To solve the expression (−3) ÷ (3/4) × (2/7) × (−5/16) ÷ (5/7), we can follow the order of operations, also known as "PEMDAS" or "BODMAS". This stands for parentheses, exponents, multiplication and division (left to right), and addition and subtraction (left to right).
Step 1: Simplify within parentheses
(−3) ÷ (3/4) can be rewritten as (−3) × (4/3).

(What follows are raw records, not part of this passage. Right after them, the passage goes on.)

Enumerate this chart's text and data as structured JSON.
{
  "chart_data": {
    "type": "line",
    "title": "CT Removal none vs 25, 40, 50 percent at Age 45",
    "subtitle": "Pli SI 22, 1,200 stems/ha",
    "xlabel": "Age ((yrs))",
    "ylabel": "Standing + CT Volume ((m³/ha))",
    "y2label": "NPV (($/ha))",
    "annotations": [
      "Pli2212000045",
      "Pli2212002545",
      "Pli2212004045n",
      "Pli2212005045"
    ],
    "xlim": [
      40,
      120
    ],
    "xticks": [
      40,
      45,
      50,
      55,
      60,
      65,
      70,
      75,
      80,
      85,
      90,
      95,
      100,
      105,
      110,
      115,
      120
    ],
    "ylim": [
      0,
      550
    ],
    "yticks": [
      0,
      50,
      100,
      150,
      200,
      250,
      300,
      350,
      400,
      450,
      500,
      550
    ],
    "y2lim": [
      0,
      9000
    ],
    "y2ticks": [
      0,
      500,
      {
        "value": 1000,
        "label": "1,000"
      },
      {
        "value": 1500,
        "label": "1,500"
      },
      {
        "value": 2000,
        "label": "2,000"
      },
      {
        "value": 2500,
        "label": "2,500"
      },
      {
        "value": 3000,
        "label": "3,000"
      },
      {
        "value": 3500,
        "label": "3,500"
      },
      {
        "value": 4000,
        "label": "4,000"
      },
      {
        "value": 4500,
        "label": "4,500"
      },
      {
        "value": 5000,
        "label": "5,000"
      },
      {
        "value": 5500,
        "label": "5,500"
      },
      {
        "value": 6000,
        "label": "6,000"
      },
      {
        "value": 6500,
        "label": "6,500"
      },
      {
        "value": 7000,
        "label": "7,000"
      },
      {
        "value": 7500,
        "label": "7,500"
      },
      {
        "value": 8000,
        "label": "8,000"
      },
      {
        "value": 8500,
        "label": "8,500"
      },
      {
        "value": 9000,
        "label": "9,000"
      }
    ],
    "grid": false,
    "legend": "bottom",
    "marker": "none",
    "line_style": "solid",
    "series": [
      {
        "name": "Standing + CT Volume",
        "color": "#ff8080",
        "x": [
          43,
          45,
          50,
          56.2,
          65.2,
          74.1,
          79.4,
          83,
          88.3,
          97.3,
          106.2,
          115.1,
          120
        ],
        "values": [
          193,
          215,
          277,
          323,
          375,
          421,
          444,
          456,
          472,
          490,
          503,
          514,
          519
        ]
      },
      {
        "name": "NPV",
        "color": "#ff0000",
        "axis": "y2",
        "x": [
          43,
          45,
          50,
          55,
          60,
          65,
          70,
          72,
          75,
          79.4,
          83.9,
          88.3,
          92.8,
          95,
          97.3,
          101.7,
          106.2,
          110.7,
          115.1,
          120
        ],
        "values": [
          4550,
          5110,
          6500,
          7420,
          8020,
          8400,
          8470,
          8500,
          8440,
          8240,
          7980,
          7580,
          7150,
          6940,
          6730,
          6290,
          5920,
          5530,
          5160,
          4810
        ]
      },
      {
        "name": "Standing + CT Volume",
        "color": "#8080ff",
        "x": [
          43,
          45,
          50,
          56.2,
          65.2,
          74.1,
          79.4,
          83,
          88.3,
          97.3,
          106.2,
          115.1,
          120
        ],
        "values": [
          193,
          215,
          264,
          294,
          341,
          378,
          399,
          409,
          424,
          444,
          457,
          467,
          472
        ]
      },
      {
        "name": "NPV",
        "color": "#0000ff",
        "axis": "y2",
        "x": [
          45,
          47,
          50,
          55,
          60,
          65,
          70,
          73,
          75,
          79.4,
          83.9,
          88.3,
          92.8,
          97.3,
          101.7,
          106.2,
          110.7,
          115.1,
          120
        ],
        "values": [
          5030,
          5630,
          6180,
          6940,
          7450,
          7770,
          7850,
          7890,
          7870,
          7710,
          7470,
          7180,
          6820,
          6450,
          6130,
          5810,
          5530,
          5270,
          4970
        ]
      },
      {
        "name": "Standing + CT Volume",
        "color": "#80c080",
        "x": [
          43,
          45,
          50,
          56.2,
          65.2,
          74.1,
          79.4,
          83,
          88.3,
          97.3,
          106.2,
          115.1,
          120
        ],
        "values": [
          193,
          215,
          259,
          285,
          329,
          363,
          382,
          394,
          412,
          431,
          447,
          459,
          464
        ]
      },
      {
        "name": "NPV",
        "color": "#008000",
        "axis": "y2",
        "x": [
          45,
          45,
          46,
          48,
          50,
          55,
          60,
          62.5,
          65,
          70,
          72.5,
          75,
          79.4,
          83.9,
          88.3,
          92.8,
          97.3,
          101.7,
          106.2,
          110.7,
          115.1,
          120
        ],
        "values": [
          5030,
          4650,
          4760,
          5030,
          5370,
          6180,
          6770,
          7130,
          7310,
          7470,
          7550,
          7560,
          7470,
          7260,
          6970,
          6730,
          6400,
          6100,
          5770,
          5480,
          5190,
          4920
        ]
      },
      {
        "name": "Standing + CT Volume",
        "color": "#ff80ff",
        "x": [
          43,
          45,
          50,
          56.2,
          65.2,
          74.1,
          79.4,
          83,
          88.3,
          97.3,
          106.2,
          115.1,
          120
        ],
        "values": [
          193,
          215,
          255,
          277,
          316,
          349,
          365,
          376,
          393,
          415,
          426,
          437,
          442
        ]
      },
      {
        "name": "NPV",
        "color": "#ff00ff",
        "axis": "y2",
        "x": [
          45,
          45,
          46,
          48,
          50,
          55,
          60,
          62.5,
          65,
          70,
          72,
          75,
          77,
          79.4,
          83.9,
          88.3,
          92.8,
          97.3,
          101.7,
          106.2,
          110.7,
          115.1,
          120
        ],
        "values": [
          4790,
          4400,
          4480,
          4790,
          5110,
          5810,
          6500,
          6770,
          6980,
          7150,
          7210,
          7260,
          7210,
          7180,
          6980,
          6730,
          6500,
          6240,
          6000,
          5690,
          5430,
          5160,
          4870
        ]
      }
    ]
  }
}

Since division is the same as multiplying by the reciprocal, we can invert the denominator (3/4) to (4/3).
The expression now becomes:
(−3) × (4/3) × (2/7) × (−5/16) ÷ (5/7)
Step 2: Simplify multiplication and division from left to right
Multiply the numbers together, following the properties of multiplication:
(−3) × (4/3) = −12/3 = −4
The expression now becomes:
(−4) × (2/7) × (−5/16) ÷ (5/7)
Next, multiply the remaining numbers together:
(−4) × (2/7) × (−5/16) = (-4 * 2 * -5) / (7 * 16)
Multiply the numerator and the denominator separately:
-40 / 1120
Finally, divide the numerator by the denominator:
-40 ÷ 1120 = -1/28
Therefore, the simplified expression is -1/28.